Integrative Medicine
A combination of evidence-based conventional medicine and CAM therapies.
Acculturation
Adopting beliefs and behaviors of another culture while still maintaining aspects of one’s original culture.
Assimilation
Completely adopting another culture’s customs and potentially losing original cultural identity.
Characteristics of a Culturally Competent Pharmacist
Aware of disparities, sensitive to cultural influences, recognizes biases, advocates for patients.
How Providers Can Reduce Health Disparities
Recognize biases, advocate for patients, reduce barriers to care, use evidence-based medicine.
LEARN Model
A communication framework used to overcome cultural and communication barriers.

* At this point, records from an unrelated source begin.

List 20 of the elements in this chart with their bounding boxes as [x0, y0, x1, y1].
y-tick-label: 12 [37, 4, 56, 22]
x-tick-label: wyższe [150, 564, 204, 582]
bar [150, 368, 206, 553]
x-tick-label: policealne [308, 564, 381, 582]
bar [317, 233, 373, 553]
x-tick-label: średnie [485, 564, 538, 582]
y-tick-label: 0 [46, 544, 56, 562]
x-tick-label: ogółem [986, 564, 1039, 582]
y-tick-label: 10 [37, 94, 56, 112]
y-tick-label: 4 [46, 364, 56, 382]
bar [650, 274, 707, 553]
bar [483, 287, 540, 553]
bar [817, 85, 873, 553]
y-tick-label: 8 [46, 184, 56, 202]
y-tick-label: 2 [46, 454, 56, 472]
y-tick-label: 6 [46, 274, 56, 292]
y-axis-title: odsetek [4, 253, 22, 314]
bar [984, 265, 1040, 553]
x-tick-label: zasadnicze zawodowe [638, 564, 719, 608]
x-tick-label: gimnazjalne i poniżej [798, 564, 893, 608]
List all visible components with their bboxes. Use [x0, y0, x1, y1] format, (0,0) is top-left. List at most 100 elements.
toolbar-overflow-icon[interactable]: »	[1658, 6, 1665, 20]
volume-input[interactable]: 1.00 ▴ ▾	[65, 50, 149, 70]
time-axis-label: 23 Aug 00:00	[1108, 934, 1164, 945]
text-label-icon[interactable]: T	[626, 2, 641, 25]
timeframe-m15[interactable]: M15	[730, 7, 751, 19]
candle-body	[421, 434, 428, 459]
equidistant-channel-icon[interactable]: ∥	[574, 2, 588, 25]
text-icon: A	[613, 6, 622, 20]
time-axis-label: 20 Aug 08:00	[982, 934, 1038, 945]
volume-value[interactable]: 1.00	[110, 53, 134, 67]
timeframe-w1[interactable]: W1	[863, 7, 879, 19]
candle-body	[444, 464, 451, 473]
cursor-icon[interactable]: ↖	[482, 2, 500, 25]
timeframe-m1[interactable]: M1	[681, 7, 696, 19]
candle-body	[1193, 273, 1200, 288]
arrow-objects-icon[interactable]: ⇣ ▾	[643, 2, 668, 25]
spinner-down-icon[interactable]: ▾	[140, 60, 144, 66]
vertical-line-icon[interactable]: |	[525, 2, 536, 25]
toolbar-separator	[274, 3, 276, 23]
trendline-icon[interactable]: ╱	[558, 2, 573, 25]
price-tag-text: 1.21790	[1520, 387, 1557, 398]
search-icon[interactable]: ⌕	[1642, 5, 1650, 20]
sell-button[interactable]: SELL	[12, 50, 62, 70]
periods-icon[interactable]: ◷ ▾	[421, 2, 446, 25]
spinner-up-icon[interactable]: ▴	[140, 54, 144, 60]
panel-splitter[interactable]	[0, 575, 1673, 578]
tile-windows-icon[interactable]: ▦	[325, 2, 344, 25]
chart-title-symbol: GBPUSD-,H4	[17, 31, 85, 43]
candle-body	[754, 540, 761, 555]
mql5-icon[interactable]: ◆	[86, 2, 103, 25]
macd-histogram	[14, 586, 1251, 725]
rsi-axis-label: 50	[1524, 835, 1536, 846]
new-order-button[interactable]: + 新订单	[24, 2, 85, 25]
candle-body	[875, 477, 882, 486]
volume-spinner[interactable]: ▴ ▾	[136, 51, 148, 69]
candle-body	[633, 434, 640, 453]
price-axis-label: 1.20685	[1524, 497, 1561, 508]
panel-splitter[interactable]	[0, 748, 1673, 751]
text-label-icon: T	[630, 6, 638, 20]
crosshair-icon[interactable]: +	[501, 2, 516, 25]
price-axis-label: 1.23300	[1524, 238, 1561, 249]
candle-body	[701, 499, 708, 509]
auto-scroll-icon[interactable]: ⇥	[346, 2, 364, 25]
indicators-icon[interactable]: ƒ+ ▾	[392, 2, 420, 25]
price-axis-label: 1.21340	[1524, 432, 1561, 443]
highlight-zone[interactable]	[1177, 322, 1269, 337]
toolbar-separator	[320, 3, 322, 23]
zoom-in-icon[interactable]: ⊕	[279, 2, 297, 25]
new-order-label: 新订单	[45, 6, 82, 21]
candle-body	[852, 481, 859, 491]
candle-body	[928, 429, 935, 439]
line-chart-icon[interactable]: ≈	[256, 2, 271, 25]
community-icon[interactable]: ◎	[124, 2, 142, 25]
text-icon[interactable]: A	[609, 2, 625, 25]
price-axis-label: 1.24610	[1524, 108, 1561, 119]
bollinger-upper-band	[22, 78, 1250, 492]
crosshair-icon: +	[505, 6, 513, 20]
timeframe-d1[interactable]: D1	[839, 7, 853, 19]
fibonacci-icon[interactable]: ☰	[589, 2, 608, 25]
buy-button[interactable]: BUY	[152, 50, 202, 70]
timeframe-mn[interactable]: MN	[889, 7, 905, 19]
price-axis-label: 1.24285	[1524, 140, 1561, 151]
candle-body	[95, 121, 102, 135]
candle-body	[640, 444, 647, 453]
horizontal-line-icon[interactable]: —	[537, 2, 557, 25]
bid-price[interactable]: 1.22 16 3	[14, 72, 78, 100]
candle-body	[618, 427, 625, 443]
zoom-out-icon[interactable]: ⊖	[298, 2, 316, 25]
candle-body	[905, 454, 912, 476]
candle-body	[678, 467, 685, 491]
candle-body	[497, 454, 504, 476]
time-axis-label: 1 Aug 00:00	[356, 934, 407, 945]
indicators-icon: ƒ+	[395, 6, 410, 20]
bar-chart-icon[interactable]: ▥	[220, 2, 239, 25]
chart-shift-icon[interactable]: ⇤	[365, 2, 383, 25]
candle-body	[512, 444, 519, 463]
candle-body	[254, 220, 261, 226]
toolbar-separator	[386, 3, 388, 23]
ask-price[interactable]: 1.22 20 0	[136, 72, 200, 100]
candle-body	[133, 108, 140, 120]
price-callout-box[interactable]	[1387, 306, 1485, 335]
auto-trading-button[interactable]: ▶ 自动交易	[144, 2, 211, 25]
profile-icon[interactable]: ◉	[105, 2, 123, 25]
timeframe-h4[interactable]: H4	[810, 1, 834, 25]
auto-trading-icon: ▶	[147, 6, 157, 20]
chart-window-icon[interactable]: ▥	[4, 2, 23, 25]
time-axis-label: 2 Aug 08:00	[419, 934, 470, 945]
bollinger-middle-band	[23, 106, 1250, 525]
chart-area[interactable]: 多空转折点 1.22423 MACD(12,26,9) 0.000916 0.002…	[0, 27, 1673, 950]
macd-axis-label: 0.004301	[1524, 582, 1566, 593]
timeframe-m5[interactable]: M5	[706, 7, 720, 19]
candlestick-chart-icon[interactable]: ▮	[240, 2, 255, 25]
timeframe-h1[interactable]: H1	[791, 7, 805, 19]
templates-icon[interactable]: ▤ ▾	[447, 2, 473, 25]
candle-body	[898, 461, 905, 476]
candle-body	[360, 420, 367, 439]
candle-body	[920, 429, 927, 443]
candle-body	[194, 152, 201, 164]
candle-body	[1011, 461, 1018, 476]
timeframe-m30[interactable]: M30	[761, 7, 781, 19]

Purpose of the LEARN Model
To improve communication and cultural competency between healthcare providers and patients.
L in LEARN
Listen with empathy and understanding to the patient’s perception of the problem.
E in LEARN
Explain your perception of the illness and treatment plan.
A in LEARN
Acknowledge similarities and differences between perspectives.
R in LEARN
Recommend a plan of care that fits the patient’s beliefs and situation.
N in LEARN
Negotiate and agree on a plan of care with the patient.
Special Populations in Pharmacy
Pediatric, geriatric, pregnant/lactating, and patients with chronic medical conditions.
Pediatric Patients
Not miniature adults; altered pharmacokinetics and limited safety data.
Geriatric Patients
Reduced renal/hepatic function, increased medication sensitivity, multiple disease states.
Pregnant/Lactating Patients
Treatment must balance maternal benefit with fetal/infant risk.
Patients with Chronic Conditions
Often experience medication burden, drug interactions, and disease management challenges.